Mary Ann Shadd Cary (Oct 9, 1823 – June 5, 1893) was a writer, an educator, a suffragist, a lawyer, an abolitionist, and the first African American woman in North America to edit and
publish a newspaper.

Born in Wilmington, Delaware, she was raised in a home that often served as a refuge for fugitive slaves. Her parents were abolitionists, but even as free blacks living in the north, they faced deep-seated discrimination and segregation. Because African American children were not allowed to be educated in Delaware, her parents moved the family to Pennsylvania in 1833.

In 1850, when Congress passed the Fugitive Slave Act, Mary Ann and members of her family left the US for Canada.

“Well-educated, vivacious, with determination shining from her sharp eyes, she threw herself single-handed into the great Canadian pilgrimage when thousands of hunted black man hurried northward and crept beneath the protection of the lion’s paw,” W.E.B Du Bois wrote of Shadd Cary.

When the Civil War began, Mary Ann returned to US and recruited African Americans from the North to fight for the Union Army.

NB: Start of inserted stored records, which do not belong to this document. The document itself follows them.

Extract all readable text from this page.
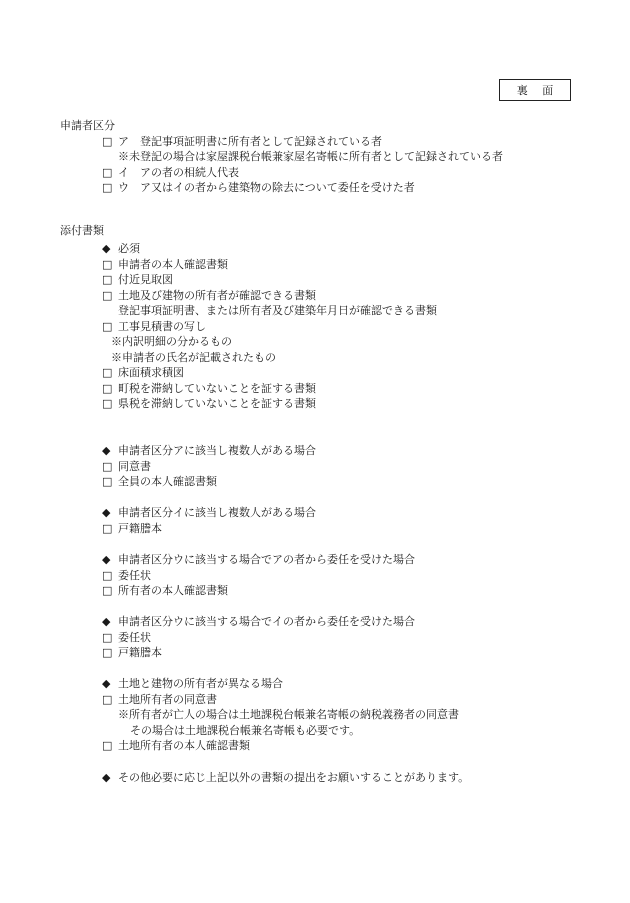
裏 面
申請者区分
□ ア　登記事項証明書に所有者として記録されている者
※未登記の場合は家屋課税台帳兼家屋名寄帳に所有者として記録されている者
□ イ　アの者の相続人代表
□ ウ　ア又はイの者から建築物の除去について委任を受けた者
添付書類
◆ 必須
□ 申請者の本人確認書類
□ 付近見取図
□ 土地及び建物の所有者が確認できる書類
登記事項証明書、または所有者及び建築年月日が確認できる書類
□ 工事見積書の写し
※内訳明細の分かるもの
※申請者の氏名が記載されたもの
□ 床面積求積図
□ 町税を滞納していないことを証する書類
□ 県税を滞納していないことを証する書類
◆ 申請者区分アに該当し複数人がある場合
□ 同意書
□ 全員の本人確認書類
◆ 申請者区分イに該当し複数人がある場合
□ 戸籍謄本
◆ 申請者区分ウに該当する場合でアの者から委任を受けた場合
□ 委任状
□ 所有者の本人確認書類
◆ 申請者区分ウに該当する場合でイの者から委任を受けた場合
□ 委任状
□ 戸籍謄本
◆ 土地と建物の所有者が異なる場合
□ 土地所有者の同意書
※所有者が亡人の場合は土地課税台帳兼名寄帳の納税義務者の同意書
その場合は土地課税台帳兼名寄帳も必要です。
□ 土地所有者の本人確認書類
◆ その他必要に応じ上記以外の書類の提出をお願いすることがあります。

In 1870, she graduated from Howard University with a law degree. She then thrust herself into the suffrage movement, addressing the House Judiciary Committee in January 1874.

Throughout her life, she was at once a powerful force and a woman on the fringe. “This seeming contradiction – that Mary Ann Shadd Cary would be viewed simultaneously as an object of respect and leadership and as an object of derision,” scholar Jane Rhodes wrote, “is central to the story of the African American woman.”